Even though health care reform leaped yet another hurdle yesterday, I'm less buoyed than before. With Blanche Lincoln joining Joe Lieberman in threatening to filibuster a final bill that contains a public option, it seems like the prospects for a public option are now rather dim. And without a public option, will Congress wind up passing a bill that forces people to buy health insurance they can't afford? That's neither a policy nor an electoral winner.
Lincoln's is a frustrating case. One might hope that she's posturing, but apparently she spoke in such categorical terms that there's no way she could walk away from her threat without a loss of face. Even stranger, Lincoln's web page still shows her supporting a public option. I definitely expected more party discipline than this.
Then again, it may be that the last two elections are masking the real ideological balance of power in Congress. The Democrats built large majorities in Congress running against the Bush administration's manifold incompetence, but that doesn't necessarily mean that Congress or the nation as a whole has moved as far to the left as those numbers indicate.
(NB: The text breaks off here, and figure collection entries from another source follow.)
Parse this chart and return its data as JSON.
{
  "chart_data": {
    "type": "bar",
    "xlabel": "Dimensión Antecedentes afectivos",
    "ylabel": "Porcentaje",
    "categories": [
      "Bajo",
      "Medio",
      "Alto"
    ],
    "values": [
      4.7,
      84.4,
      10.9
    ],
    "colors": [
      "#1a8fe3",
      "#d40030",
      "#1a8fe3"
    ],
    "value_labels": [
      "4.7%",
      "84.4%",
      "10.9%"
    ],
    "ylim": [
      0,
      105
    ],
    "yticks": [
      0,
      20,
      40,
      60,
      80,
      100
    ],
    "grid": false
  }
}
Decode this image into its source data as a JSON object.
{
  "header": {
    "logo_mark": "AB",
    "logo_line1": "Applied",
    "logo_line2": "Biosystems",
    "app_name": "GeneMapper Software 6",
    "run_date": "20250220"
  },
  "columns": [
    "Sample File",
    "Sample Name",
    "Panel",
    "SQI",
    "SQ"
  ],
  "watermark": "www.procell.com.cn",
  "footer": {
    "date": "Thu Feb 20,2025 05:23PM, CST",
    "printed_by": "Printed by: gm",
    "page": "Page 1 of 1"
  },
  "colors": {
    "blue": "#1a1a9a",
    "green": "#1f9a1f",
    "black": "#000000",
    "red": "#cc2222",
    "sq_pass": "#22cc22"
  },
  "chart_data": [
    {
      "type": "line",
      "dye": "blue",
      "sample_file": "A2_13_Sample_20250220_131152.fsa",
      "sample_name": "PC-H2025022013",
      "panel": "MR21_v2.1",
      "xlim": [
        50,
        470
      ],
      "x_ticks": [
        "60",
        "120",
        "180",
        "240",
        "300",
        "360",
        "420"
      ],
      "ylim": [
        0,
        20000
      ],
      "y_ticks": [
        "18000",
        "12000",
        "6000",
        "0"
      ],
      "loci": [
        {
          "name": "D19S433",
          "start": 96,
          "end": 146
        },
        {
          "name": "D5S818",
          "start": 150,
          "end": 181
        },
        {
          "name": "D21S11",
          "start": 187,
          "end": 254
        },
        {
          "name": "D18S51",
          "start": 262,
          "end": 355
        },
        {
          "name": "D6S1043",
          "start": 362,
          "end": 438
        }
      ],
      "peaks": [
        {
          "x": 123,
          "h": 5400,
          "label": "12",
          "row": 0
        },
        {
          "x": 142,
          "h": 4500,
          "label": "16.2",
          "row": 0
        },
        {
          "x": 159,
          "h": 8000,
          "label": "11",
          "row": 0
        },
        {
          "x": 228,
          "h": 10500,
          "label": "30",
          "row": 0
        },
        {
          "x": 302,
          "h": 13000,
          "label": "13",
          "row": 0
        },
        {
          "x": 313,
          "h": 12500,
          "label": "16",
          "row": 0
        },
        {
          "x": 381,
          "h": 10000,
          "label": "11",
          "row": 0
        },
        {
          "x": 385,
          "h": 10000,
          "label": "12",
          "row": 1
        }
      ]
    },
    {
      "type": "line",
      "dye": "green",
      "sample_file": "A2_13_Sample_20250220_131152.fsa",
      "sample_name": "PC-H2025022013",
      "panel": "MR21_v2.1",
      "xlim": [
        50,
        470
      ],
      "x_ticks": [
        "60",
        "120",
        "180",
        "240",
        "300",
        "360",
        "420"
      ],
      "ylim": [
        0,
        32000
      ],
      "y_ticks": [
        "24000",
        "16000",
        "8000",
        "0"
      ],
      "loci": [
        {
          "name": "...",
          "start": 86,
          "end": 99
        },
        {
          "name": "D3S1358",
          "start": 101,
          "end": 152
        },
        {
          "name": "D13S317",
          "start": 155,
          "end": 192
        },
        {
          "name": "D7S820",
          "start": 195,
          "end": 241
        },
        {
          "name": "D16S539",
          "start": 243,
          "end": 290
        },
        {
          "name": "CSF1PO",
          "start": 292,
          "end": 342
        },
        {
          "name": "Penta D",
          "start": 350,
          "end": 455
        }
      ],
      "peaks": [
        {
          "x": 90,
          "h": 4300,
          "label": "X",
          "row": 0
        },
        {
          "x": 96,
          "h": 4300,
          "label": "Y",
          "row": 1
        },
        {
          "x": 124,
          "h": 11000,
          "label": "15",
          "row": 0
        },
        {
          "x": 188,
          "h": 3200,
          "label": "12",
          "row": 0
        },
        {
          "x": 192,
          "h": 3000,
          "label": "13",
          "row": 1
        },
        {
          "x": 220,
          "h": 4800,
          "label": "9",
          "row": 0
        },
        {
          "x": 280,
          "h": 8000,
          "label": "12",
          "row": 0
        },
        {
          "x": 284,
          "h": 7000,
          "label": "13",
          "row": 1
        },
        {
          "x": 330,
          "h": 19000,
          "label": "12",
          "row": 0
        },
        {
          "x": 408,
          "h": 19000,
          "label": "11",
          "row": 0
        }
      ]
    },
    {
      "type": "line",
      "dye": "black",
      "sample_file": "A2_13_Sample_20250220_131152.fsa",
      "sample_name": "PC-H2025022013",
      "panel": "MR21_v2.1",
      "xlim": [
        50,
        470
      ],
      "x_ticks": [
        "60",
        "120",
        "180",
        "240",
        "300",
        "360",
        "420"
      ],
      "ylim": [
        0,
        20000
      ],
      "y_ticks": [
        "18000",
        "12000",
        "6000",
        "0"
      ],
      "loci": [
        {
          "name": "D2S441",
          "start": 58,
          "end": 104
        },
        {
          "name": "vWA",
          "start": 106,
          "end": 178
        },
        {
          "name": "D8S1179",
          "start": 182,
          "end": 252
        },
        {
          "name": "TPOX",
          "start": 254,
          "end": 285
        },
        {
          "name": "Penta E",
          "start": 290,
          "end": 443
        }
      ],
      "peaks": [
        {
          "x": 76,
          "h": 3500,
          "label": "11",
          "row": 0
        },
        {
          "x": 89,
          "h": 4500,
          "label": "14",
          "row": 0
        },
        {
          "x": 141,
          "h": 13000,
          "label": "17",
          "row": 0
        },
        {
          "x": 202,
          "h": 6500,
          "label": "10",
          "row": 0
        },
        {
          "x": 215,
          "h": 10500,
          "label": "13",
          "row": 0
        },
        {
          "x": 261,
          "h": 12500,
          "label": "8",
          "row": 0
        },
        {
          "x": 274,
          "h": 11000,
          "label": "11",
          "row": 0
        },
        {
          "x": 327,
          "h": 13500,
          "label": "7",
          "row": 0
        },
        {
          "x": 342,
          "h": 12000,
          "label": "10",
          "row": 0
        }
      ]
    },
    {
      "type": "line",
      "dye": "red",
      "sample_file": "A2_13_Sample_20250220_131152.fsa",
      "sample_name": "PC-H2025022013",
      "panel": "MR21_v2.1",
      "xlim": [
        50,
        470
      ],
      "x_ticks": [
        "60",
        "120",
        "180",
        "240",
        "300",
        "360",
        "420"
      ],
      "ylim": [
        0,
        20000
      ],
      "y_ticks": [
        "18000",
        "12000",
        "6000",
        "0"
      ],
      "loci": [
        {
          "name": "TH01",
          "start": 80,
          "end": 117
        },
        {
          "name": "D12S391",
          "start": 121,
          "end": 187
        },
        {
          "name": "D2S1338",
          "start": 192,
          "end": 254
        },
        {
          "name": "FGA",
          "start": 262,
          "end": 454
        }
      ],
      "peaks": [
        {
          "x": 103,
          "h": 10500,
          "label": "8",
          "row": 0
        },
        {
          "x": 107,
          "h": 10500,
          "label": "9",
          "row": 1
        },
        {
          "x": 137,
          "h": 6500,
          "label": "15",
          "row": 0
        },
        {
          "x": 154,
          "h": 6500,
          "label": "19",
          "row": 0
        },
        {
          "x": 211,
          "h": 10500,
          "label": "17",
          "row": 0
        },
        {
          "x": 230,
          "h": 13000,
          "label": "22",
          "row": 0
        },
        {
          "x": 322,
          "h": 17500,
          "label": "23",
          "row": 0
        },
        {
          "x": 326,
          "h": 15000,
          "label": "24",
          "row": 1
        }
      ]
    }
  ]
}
Under more normal circumstances, we might have watched Democrats negotiating with moderate Republicans to overhaul the health care system this year, but since there are no moderate Republicans left, Democrats are negotiating with Democrats. The result is starting to look like a centrist compromise, rather than the more progressive bill that 60 Democratic Senators could theoretically enact.
Then again, as Yglesias is so fond of pointing out, we wouldn't being having this discussion if the Senate ran according to majority rule, or, even better, if we didn't have a legislative body in which Wyoming, population 532,688, has the same representation as California, population 37,756,666. So we have the Founding Fathers to thank. Even now they are saving the Republic from the mob rule of the uninsured and the price gouged.